2. Who is going to pay for what?
The one thing that couples fight over the most is money. If you are searching for an apartment together, make sure that it fits each person’s budget. Also, agree in advance who will write the check for utilities, cable, and rent. If one person is going to be responsible for paying the bills from his or her own account, the other should have a set due date of when to transfer his or her half of the bills every month. Who is going to buy groceries and when? Who is paying for dinners when you go out to eat? There are a lot of financial decisions to consider.
3. Who is keeping what and who will sell their stuff?

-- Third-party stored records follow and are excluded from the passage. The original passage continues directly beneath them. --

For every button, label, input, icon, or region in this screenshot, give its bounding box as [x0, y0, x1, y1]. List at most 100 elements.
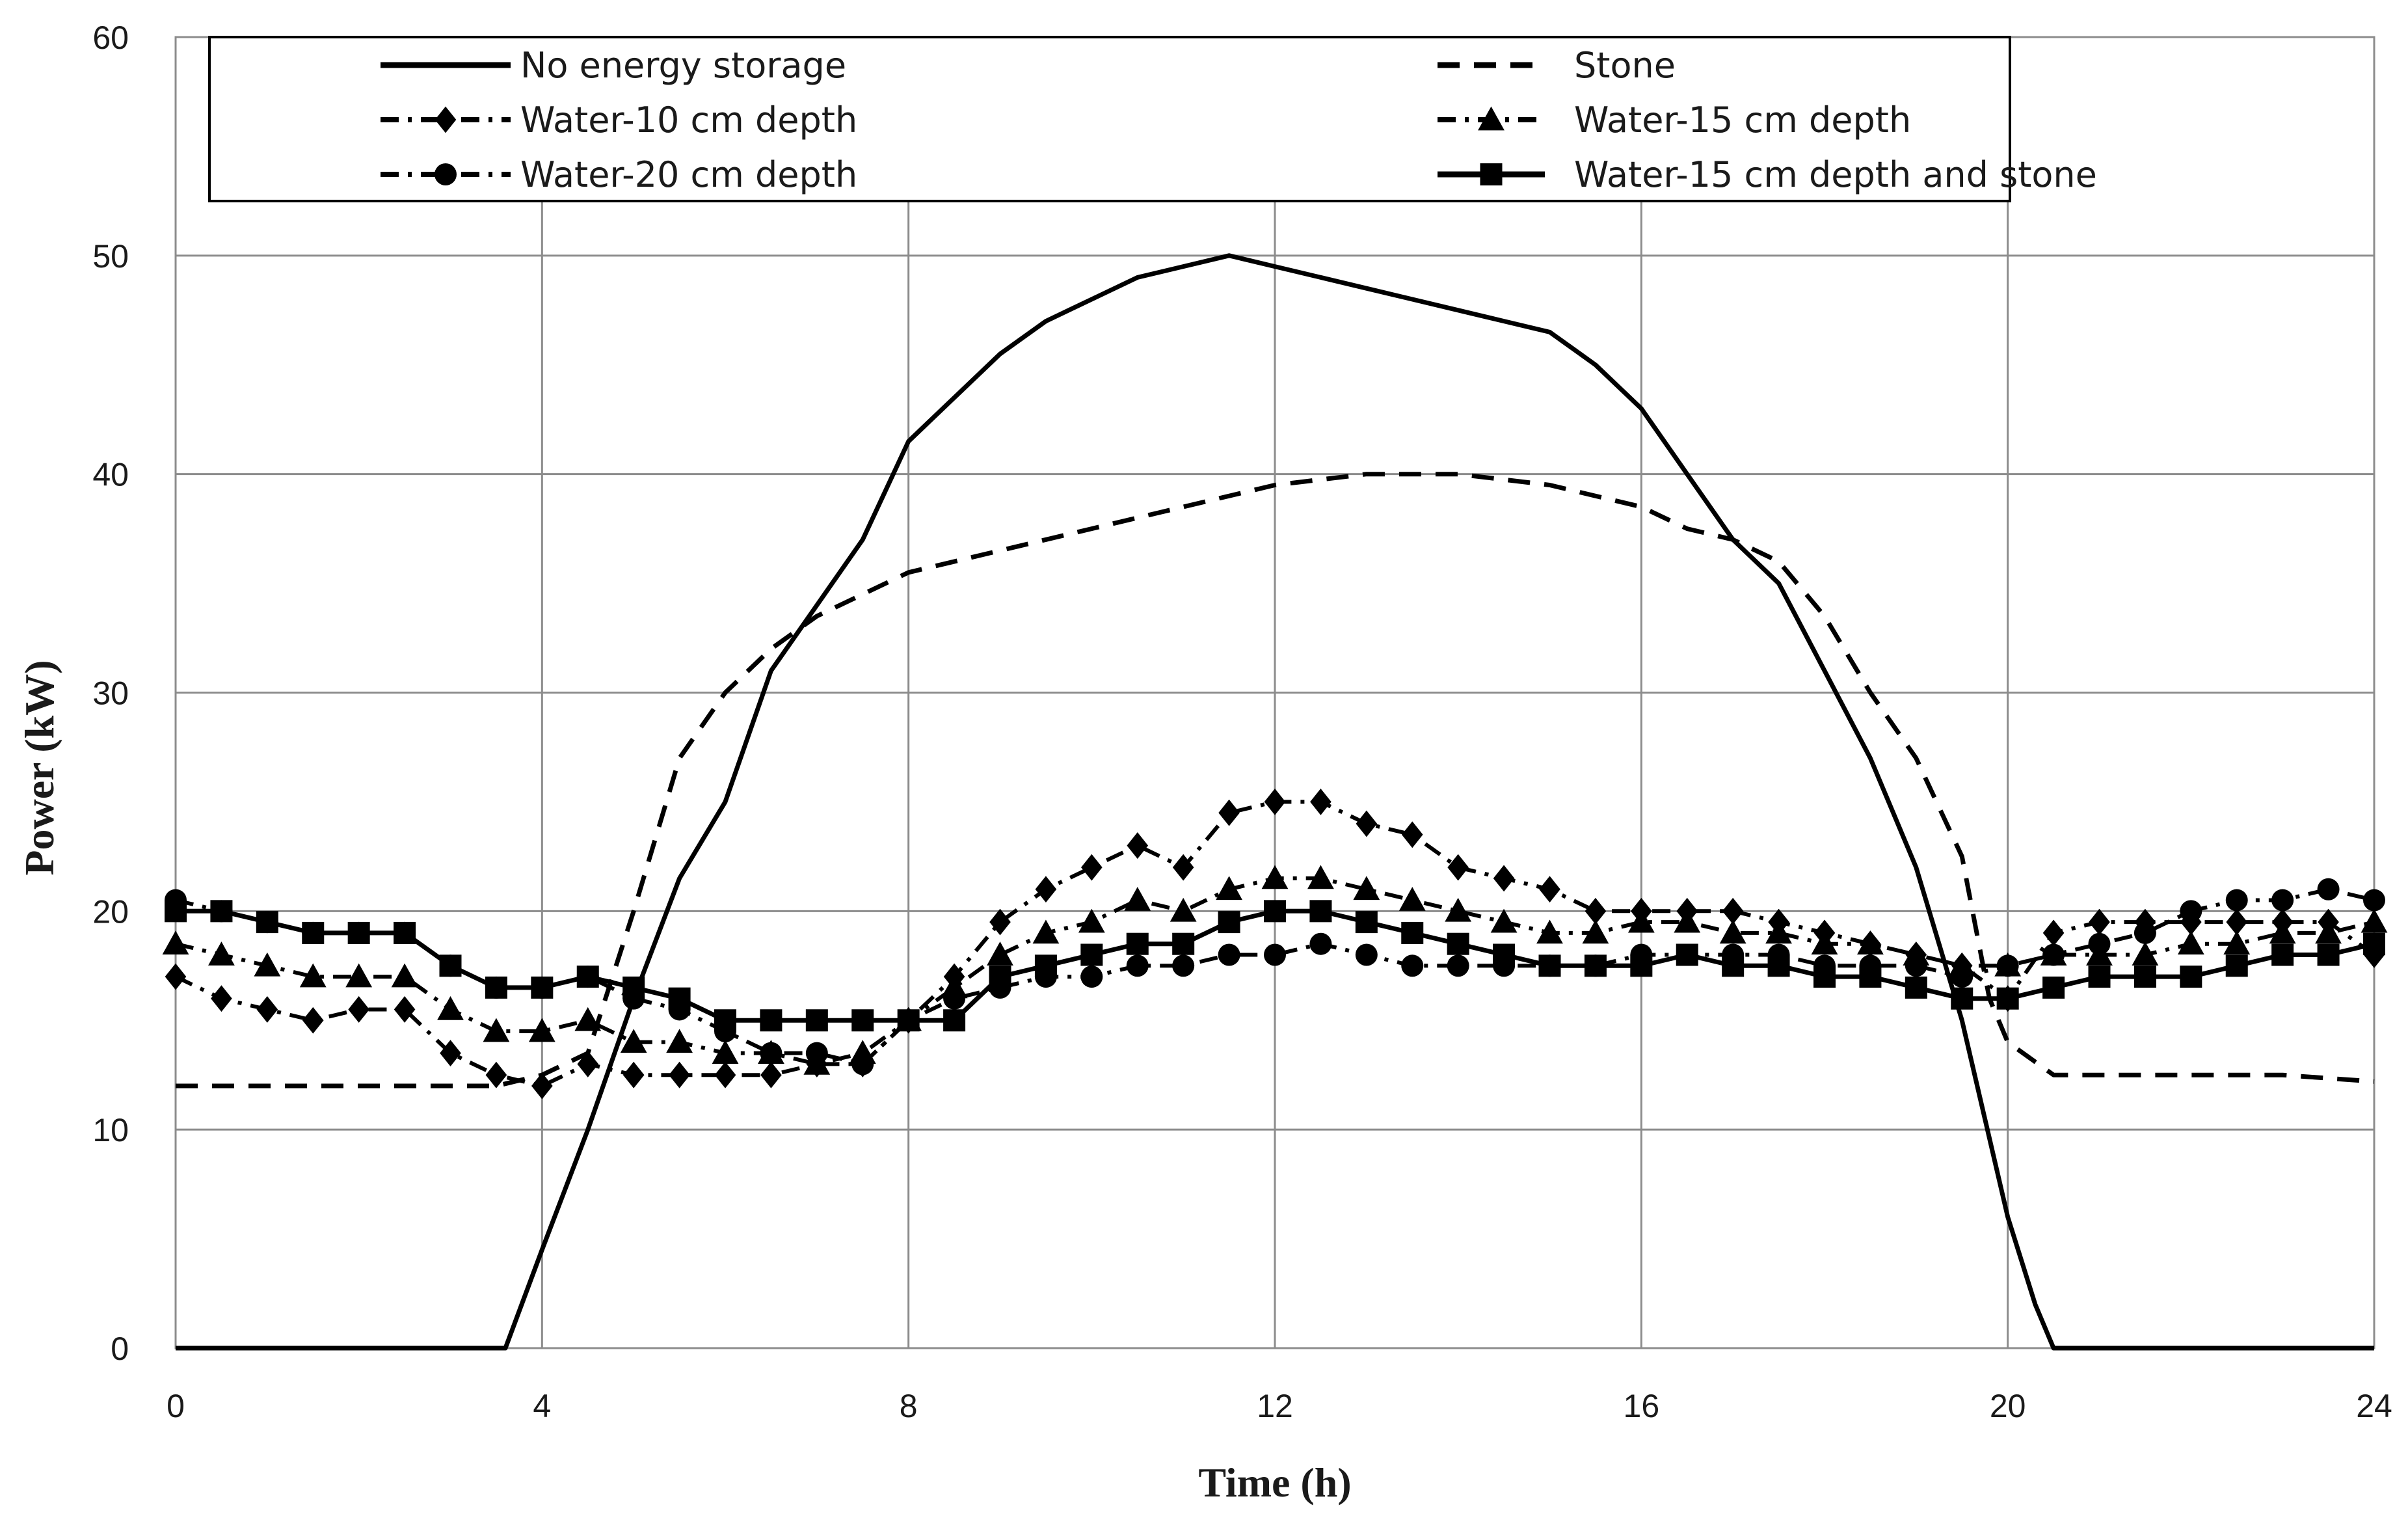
data-point	[531, 976, 554, 999]
data-point	[256, 911, 278, 934]
data-point	[1859, 966, 1882, 988]
data-point	[760, 1042, 783, 1064]
data-point	[2271, 943, 2294, 966]
data-point	[2223, 930, 2251, 955]
data-point	[1539, 876, 1560, 903]
data-point	[1264, 900, 1286, 923]
series-layer	[162, 253, 2388, 1351]
data-point	[1811, 930, 1838, 955]
data-point	[1172, 932, 1195, 955]
data-point	[2177, 930, 2204, 955]
series-1	[176, 472, 2375, 1089]
data-point	[1447, 954, 1469, 977]
data-point	[208, 941, 235, 966]
data-point	[1767, 954, 1790, 977]
data-point	[805, 1042, 828, 1064]
data-point	[2226, 908, 2248, 936]
data-point	[165, 900, 187, 923]
legend-label: Water-15 cm depth	[1574, 100, 1911, 141]
data-point	[943, 987, 966, 1010]
data-point	[1035, 876, 1057, 903]
data-point	[1309, 900, 1332, 923]
x-tick-label: 12	[1257, 1388, 1293, 1424]
data-point	[394, 996, 416, 1023]
data-point	[1584, 954, 1607, 977]
data-point	[483, 1018, 510, 1042]
data-point	[2180, 966, 2202, 988]
series-0	[176, 253, 2374, 1351]
data-point	[2317, 943, 2340, 966]
data-point	[1905, 976, 1927, 999]
data-point	[2271, 889, 2294, 912]
legend-marker	[1478, 106, 1505, 131]
data-point	[2132, 941, 2159, 966]
data-point	[1307, 865, 1334, 889]
data-point	[210, 900, 233, 923]
grid-layer	[174, 36, 2375, 1349]
legend-label: Water-10 cm depth	[520, 100, 857, 141]
data-point	[805, 1009, 828, 1032]
data-point	[531, 1072, 553, 1100]
x-tick-label: 20	[1990, 1388, 2026, 1424]
data-point	[943, 1009, 966, 1032]
data-point	[897, 1009, 920, 1032]
data-point	[1355, 911, 1378, 934]
legend-label: Water-15 cm depth and stone	[1574, 154, 2097, 195]
data-point	[1447, 932, 1469, 955]
data-point	[1261, 865, 1289, 889]
y-tick-labels: 0 10 20 30 40 50 60	[92, 20, 129, 1367]
data-point	[1172, 854, 1194, 881]
y-tick-label: 20	[92, 893, 129, 930]
x-tick-label: 16	[1624, 1388, 1660, 1424]
data-point	[1127, 832, 1149, 859]
y-axis-label: Power (kW)	[16, 660, 62, 875]
data-point	[989, 966, 1011, 988]
data-point	[1170, 897, 1197, 922]
data-point	[714, 1061, 736, 1089]
data-point	[851, 1053, 874, 1076]
data-point	[211, 985, 232, 1012]
legend-marker	[435, 106, 457, 133]
legend-label: No energy storage	[520, 45, 846, 86]
data-point	[1356, 810, 1378, 837]
data-point	[348, 996, 369, 1023]
series-5	[165, 900, 2385, 1032]
data-point	[989, 908, 1011, 936]
data-point	[2088, 932, 2111, 955]
data-point	[1216, 876, 1242, 900]
data-point	[2225, 954, 2248, 977]
data-point	[1490, 908, 1518, 933]
data-point	[1630, 954, 1653, 977]
data-point	[1536, 919, 1563, 944]
data-point	[1951, 966, 1973, 988]
data-point	[2134, 921, 2156, 944]
data-point	[1493, 865, 1515, 892]
data-point	[2317, 878, 2340, 900]
series-line	[176, 253, 2374, 1351]
data-point	[1447, 854, 1469, 881]
data-point	[2363, 889, 2385, 912]
data-point	[1264, 943, 1286, 966]
data-point	[2180, 900, 2202, 923]
data-point	[1722, 897, 1744, 925]
data-point	[485, 1061, 507, 1089]
data-point	[1401, 921, 1424, 944]
data-point	[1538, 954, 1561, 977]
data-point	[2089, 908, 2110, 936]
data-point	[256, 996, 278, 1023]
data-point	[622, 1061, 645, 1089]
data-point	[574, 1007, 602, 1031]
data-point	[1585, 897, 1607, 925]
data-point	[347, 921, 370, 944]
data-point	[1309, 932, 1332, 955]
data-point	[1172, 954, 1195, 977]
data-point	[2042, 976, 2065, 999]
data-point	[1218, 799, 1240, 826]
data-point	[577, 1051, 599, 1077]
data-point	[666, 1029, 693, 1053]
data-point	[760, 1009, 783, 1032]
y-tick-label: 40	[92, 457, 129, 493]
data-point	[1081, 854, 1103, 881]
data-point	[437, 996, 464, 1020]
data-point	[669, 1061, 690, 1089]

If you are each coming from your own place, it may be time to consolidate. Chances are that you won’t have room for two sofas and two dining room sets. If you are lucky, there is usually one person who doesn’t mind getting rid of their cheap furnishings (it’s usually the guy) -especially if it’s their old college dorm furniture to begin with. Avoid delaying your decision to get rid of items just to see whether it might fit in the new apartment. It’s a waste of money to pay movers to move stuff you ultimately won’t keep. Check out this handy infographic from moveline.com
4. How clean do you expect your space to be?
“Clean” can mean very different things to people. (As I have discovered by living with my current roommate.) There’s “everything is not visible to the untrained eye” clean, and then there’s “white glove clean,” with countless variations in between. If you’re like me, you can’t sleep, work or concentrate if there are dishes in the sink or dust on shelves. I’m slowly learning to adapt. But anyone living with me has to be sensitive to my OCD.
5. How will chores and cleaning be divided?
It is important to have the discussion about how the housework will be divided. Who is going to clean the bathroom? Who is going to vacuum? Who is going to take the trash out? Who is going to cook? Who is going to feed and walk the dog? Is each person going to be assigned certain tasks or will it be on a rotation?
6. How much alone time do you both need?
Everyone needs “alone time” to some degree. Make sure that your apartment accommodates those needs. Having another room to escape to is handy if you are used to having control of the remote or want a quiet place to work or read while your other half watches TV.
7. What happens in the event of a breakup?
This is the big one, but it can be hard to talk about when it seems like everything’s going great. In a world where pre-nups are virtually expected in getting married now if a divorce ever happens, it is also important to have some kind of plan in place for what to do if the two of you breakup while living together.
Living together is a monumental step when you are in a serious relationship. If you think logically about the details before diving in, it may save you a lot of headaches.